PURPOSE OF REVIEW: Immune dysregulation disorders present with common clinical features of multiorgan autoimmunity. Gastrointestinal involvement is the hallmark of an impaired immune homeostasis. This review will give an overview on the novel phenotypes, highlighting the major points that will help to enable early diagnosis and treatment. RECENT FINDINGS: The rapid progress on DNA sequencing technologies have led to the identification of monogenic defects that adversely impact the control of immune homeostasis. Lymphocytes may be present but dysfunctional, allowing for the development of excessive autoreactivity and resultant autoimmune disease. Regulatory T cells (Tregs) play an essential role in enforcing immune tolerance. Here we illustrate disorders caused by impairment of mechanisms ensuring Tregs function (Tregs related) in which autoimmunity is a hallmark of the clinical disease presentation and other disorders, affecting molecules more broadly involved in immune responses and indirectly causing immune dysregulation (Tregs unrelated). Clinical presentation is sometime mischievous and often symptoms are analogous in different diseases and can mislead diagnosis. SUMMARY: The increasing comprehension of immunological concepts behind immune dysregulation diseases will allow better and in some cases possibly even targeted treatment. A genetic diagnosis therefore becomes important information in this group of patients, especially as some patients might require hematopoietic stem cell transplantation.

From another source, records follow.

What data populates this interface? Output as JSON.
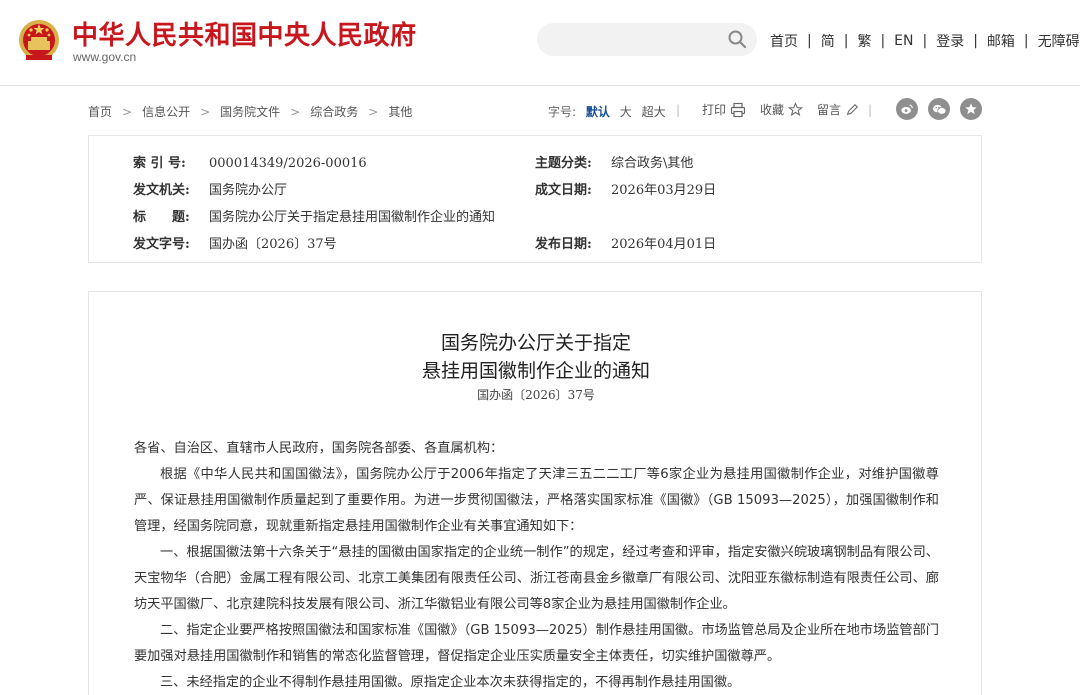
{
  "header": {
    "site_title": "中华人民共和国中央人民政府",
    "site_url": "www.gov.cn",
    "search": {
      "placeholder": "",
      "value": ""
    },
    "nav": [
      "首页",
      "简",
      "繁",
      "EN",
      "登录",
      "邮箱",
      "无障碍"
    ],
    "nav_separator": "|"
  },
  "toolbar": {
    "breadcrumb": [
      "首页",
      "信息公开",
      "国务院文件",
      "综合政务",
      "其他"
    ],
    "breadcrumb_arrow": ">",
    "font_size_label": "字号:",
    "font_options": [
      "默认",
      "大",
      "超大"
    ],
    "print_label": "打印",
    "favorite_label": "收藏",
    "comment_label": "留言",
    "divider": "|"
  },
  "info": {
    "index_label": "索 引 号:",
    "index_value": "000014349/2026-00016",
    "category_label": "主题分类:",
    "category_value": "综合政务\\其他",
    "issuer_label": "发文机关:",
    "issuer_value": "国务院办公厅",
    "date_label": "成文日期:",
    "date_value": "2026年03月29日",
    "title_label": "标　　题:",
    "title_value": "国务院办公厅关于指定悬挂用国徽制作企业的通知",
    "docno_label": "发文字号:",
    "docno_value": "国办函〔2026〕37号",
    "publish_label": "发布日期:",
    "publish_value": "2026年04月01日"
  },
  "article": {
    "title_line1": "国务院办公厅关于指定",
    "title_line2": "悬挂用国徽制作企业的通知",
    "doc_number": "国办函〔2026〕37号",
    "salutation": "各省、自治区、直辖市人民政府，国务院各部委、各直属机构：",
    "paragraphs": [
      "根据《中华人民共和国国徽法》，国务院办公厅于2006年指定了天津三五二二工厂等6家企业为悬挂用国徽制作企业，对维护国徽尊严、保证悬挂用国徽制作质量起到了重要作用。为进一步贯彻国徽法，严格落实国家标准《国徽》（GB 15093—2025），加强国徽制作和管理，经国务院同意，现就重新指定悬挂用国徽制作企业有关事宜通知如下：",
      "一、根据国徽法第十六条关于“悬挂的国徽由国家指定的企业统一制作”的规定，经过考查和评审，指定安徽兴皖玻璃钢制品有限公司、天宝物华（合肥）金属工程有限公司、北京工美集团有限责任公司、浙江苍南县金乡徽章厂有限公司、沈阳亚东徽标制造有限责任公司、廊坊天平国徽厂、北京建院科技发展有限公司、浙江华徽铝业有限公司等8家企业为悬挂用国徽制作企业。",
      "二、指定企业要严格按照国徽法和国家标准《国徽》（GB 15093—2025）制作悬挂用国徽。市场监管总局及企业所在地市场监管部门要加强对悬挂用国徽制作和销售的常态化监督管理，督促指定企业压实质量安全主体责任，切实维护国徽尊严。",
      "三、未经指定的企业不得制作悬挂用国徽。原指定企业本次未获得指定的，不得再制作悬挂用国徽。"
    ]
  },
  "colors": {
    "title_red": "#c8161d",
    "accent_blue": "#1a4f9c",
    "social_gray": "#8f8f8f"
  },
  "icons": [
    "national-emblem-icon",
    "search-icon",
    "print-icon",
    "star-icon",
    "pencil-icon",
    "weibo-icon",
    "wechat-icon",
    "favorite-circle-icon"
  ]
}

Human IL2RA null mutation mediates immunodeficiency with lymphoproliferation and autoimmunity.

Cell-surface CD25 expression is critical for maintaining immune function and homeostasis. As in few reported cases, CD25 deficiency manifests with severe autoimmune enteritis and viral infections. To dissect the underlying immunological mechanisms driving these symptoms, we analyzed the regulatory and effector T cell functions in a CD25 deficient patient harboring a novel IL2RA mutation. Pronounced lymphoproliferation, mainly of the CD8(+) T cells, was detected together with an increase in T cell activation markers and elevated serum cytokines. However, Ag-specific responses were impaired in vivo and in vitro. Activated CD8(+)STAT5(+) T cells with lytic potential infiltrated the skin, even though FOXP3(+) Tregs were present and maintained a higher capacity to respond to IL-2 compared to other T-cell subsets. Thus, the complex pathogenesis of CD25 deficiency provides invaluable insight into the role of IL2/IL-2RA-dependent regulation in autoimmunity and inflammatory diseases.